6. Il ressort des pièces du dossier que Mme B... était titulaire d'une carte de séjour pluriannuelle valable du 13 juillet 2018 au 12 juillet 2020. Ce document de séjour, délivré au titre de la " vie privée et familiale " pour une durée de deux ans, n'est pas au nombre de ceux énumérés par le deuxième alinéa de l'article L. 311-4 du code de l'entrée et du séjour des étrangers et du droit d'asile. En particulier, contrairement à ce qu'elle soutient, sa carte de séjour pluriannuelle portant la mention " vie privée et familiale ", délivrée sur le fondement du code de l'entrée et du séjour des étrangers et du droit d'asile, n'était pas un titre de séjour d'une durée supérieure à un an prévu par une stipulation internationale au sens du deuxième alinéa de cet article L. 311-4. Dès lors, Mme B... ne peut utilement se prévaloir de ces dispositions pour soutenir que son titre de séjour, dont elle n'a au demeurant pas demandé le renouvellement, était encore valable à la date de sa demande de visa, le 7 octobre 2020. Dans ces conditions, la commission de recours contre les décisions de refus de visa d'entrée en France n'a pas entaché sa décision d'une erreur de fait et d'une erreur de droit ni fait une inexacte application des dispositions précitées du code de l'entrée et du séjour des étrangers et du droit d'asile en refusant le visa sollicité au motif que Mme B... ne disposait pas d'un droit au séjour à la date de sa demande de visa.

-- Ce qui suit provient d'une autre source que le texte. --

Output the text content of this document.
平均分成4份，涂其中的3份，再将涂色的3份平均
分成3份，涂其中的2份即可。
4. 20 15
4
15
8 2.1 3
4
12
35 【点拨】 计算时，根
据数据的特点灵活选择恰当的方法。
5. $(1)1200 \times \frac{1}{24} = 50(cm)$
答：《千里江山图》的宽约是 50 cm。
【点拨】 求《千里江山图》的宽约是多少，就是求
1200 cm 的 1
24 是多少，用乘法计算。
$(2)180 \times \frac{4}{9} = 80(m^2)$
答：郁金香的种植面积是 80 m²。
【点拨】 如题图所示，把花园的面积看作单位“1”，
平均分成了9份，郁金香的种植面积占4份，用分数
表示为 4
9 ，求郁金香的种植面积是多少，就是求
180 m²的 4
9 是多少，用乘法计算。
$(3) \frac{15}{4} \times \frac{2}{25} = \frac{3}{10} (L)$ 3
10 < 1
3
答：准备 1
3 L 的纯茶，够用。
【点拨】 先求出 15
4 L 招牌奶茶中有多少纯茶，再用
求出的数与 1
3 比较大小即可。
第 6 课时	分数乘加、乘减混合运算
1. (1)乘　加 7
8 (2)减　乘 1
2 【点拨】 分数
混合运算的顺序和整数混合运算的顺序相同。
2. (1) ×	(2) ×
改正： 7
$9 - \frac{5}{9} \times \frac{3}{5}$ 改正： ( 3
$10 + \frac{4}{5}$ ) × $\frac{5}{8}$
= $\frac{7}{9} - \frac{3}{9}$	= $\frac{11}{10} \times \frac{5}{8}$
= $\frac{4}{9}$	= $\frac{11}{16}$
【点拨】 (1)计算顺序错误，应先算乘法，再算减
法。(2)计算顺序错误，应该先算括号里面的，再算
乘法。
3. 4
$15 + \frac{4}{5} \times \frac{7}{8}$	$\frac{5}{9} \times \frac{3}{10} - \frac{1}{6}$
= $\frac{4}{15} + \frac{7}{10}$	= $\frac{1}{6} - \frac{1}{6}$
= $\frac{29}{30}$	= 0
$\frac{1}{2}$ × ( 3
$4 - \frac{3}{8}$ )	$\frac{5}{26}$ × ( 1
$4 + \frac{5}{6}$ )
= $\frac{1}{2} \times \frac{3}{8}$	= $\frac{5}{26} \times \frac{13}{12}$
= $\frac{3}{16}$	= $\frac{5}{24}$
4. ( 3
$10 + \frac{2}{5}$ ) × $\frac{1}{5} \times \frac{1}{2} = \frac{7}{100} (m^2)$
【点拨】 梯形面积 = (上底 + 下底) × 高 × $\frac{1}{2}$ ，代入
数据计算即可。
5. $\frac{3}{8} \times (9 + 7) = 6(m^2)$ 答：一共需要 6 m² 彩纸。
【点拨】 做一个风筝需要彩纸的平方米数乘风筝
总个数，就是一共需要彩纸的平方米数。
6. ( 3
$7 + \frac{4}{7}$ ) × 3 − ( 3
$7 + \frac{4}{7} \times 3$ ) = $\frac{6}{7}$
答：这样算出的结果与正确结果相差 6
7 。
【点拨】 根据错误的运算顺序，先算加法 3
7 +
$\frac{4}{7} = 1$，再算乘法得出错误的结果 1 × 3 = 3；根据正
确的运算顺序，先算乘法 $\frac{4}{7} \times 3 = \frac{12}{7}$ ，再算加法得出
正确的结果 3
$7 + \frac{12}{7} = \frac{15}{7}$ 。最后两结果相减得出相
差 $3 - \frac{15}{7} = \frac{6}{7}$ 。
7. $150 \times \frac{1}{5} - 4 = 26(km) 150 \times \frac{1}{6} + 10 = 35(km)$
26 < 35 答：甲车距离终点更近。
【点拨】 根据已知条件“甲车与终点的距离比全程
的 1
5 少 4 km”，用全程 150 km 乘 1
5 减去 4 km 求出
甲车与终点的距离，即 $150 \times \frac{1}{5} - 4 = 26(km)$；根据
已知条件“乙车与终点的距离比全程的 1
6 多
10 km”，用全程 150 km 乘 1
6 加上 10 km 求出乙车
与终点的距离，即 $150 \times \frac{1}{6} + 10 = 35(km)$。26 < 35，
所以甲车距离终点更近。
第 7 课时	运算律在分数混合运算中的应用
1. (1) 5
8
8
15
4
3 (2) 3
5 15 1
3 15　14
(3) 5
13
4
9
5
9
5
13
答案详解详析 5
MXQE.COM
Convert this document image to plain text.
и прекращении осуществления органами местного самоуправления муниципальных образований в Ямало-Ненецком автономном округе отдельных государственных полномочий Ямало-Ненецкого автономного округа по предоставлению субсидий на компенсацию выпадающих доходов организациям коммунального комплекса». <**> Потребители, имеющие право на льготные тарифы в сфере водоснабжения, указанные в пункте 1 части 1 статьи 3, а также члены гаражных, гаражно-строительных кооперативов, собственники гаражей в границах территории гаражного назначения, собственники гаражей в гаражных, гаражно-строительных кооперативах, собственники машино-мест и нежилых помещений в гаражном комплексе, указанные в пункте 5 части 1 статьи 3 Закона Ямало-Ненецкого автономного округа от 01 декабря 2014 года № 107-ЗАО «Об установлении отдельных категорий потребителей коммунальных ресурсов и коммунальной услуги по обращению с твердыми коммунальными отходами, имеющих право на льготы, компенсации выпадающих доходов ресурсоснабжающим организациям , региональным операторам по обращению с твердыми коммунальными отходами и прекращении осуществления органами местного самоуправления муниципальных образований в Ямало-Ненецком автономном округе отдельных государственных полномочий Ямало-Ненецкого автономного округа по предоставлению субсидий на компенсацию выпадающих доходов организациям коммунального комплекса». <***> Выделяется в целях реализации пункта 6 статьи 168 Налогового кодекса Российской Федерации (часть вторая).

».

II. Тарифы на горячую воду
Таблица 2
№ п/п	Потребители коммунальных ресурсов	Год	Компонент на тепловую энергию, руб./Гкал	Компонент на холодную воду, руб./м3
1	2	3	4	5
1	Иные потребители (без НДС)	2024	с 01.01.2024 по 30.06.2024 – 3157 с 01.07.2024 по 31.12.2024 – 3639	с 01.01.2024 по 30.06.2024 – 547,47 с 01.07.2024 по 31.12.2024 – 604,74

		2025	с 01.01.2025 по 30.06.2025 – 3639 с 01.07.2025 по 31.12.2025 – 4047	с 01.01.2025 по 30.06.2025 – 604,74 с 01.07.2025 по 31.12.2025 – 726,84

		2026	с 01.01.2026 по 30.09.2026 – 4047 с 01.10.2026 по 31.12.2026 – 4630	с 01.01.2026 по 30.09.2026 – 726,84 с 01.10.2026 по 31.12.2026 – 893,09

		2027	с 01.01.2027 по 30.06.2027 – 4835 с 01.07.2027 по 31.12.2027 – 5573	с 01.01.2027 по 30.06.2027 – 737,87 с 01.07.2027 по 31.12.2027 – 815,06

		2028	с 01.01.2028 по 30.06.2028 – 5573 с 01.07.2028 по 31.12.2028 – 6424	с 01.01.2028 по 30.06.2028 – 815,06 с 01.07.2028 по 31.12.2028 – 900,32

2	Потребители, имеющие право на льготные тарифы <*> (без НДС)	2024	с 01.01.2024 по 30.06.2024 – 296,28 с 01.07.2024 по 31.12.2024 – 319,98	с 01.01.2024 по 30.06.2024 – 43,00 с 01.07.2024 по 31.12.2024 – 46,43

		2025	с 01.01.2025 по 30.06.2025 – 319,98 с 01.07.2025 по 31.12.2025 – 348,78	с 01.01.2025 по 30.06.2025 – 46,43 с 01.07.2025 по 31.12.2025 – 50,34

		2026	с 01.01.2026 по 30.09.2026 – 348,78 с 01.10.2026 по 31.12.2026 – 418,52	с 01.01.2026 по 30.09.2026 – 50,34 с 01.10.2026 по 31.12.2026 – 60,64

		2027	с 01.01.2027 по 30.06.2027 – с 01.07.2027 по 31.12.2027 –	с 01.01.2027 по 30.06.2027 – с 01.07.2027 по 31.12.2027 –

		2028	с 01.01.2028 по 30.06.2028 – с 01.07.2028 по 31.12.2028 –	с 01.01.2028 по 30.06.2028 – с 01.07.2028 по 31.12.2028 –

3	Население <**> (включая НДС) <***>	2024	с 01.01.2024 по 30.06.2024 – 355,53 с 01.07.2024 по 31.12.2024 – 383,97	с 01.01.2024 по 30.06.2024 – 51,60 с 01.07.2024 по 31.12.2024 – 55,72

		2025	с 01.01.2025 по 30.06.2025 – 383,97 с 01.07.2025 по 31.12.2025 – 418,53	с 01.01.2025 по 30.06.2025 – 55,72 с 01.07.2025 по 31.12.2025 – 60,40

7. En dernier lieu, il ressort des pièces du dossier que Mme B..., âgée de 81 ans à la date de la décision contestée, résidait en France depuis 2013, d'abord en situation irrégulière puis sous couvert d'une carte de séjour temporaire portant la mention " vie privée et familiale " depuis 2017, et qu'elle était prise en charge par une de ses filles, de nationalité française, à Rouen, où réside également une autre de ses filles française, tandis que sa troisième fille réside à Nantes. Si elle soutient être retournée au Maroc " courant 2020 " afin d'y " gérer certaines difficultés, notamment familiales " pour " y rester deux ou trois mois au maximum ", il ressort du tampon de sortie de son passeport qu'elle a quitté la France pour le Maroc dès le 19 novembre 2019 et qu'elle s'y trouvait depuis quatre mois au moment de la fermeture des frontières, à la fin du mois de mars 2020, en raison de la crise sanitaire liée à la pandémie de coronavirus. S'il est vrai que l'expiration de sa carte de séjour temporaire portant la mention " vie privée et familiale ", le 12 juillet 2020, l'a empêchée de revenir en France malgré la réouverture des frontières entre la France et le Maroc ce même mois et l'acquisition d'un billet d'avion pour Paris le 27 juillet 2020, il ressort des pièces du dossier que Mme B... n'est pas dépourvue d'attaches familiales au Maroc, où résident quatre de ses enfants et où elle a vécu jusqu'à l'âge de 74 ans. Par ailleurs, si son état de santé nécessite un suivi et un traitement médical régulier, les documents produits ne suffisent pas à établir qu'elle serait dans l'impossibilité de bénéficier d'un tel traitement dans son pays d'origine ou de prendre en charge, avec l'aide éventuelle de ses enfants, le coût de ce traitement d'environ 800 dirhams marocains, ainsi que cela ressort des factures mensuelles d'une pharmacie marocaine. Il ne ressort pas davantage des pièces du dossier que ses quatre enfants résidant au Maroc seraient dans l'incapacité d'assurer la prise en charge de leur mère au quotidien. Dans ces conditions, la commission de recours contre les décisions de refus de visa d'entrée en France n'a ni méconnu les stipulations de l'article 8 de la convention européenne de sauvegarde des droits de l'homme et des libertés fondamentales, ni entaché sa décision d'une erreur manifeste d'appréciation en refusant de délivrer à Mme B... le visa sollicité.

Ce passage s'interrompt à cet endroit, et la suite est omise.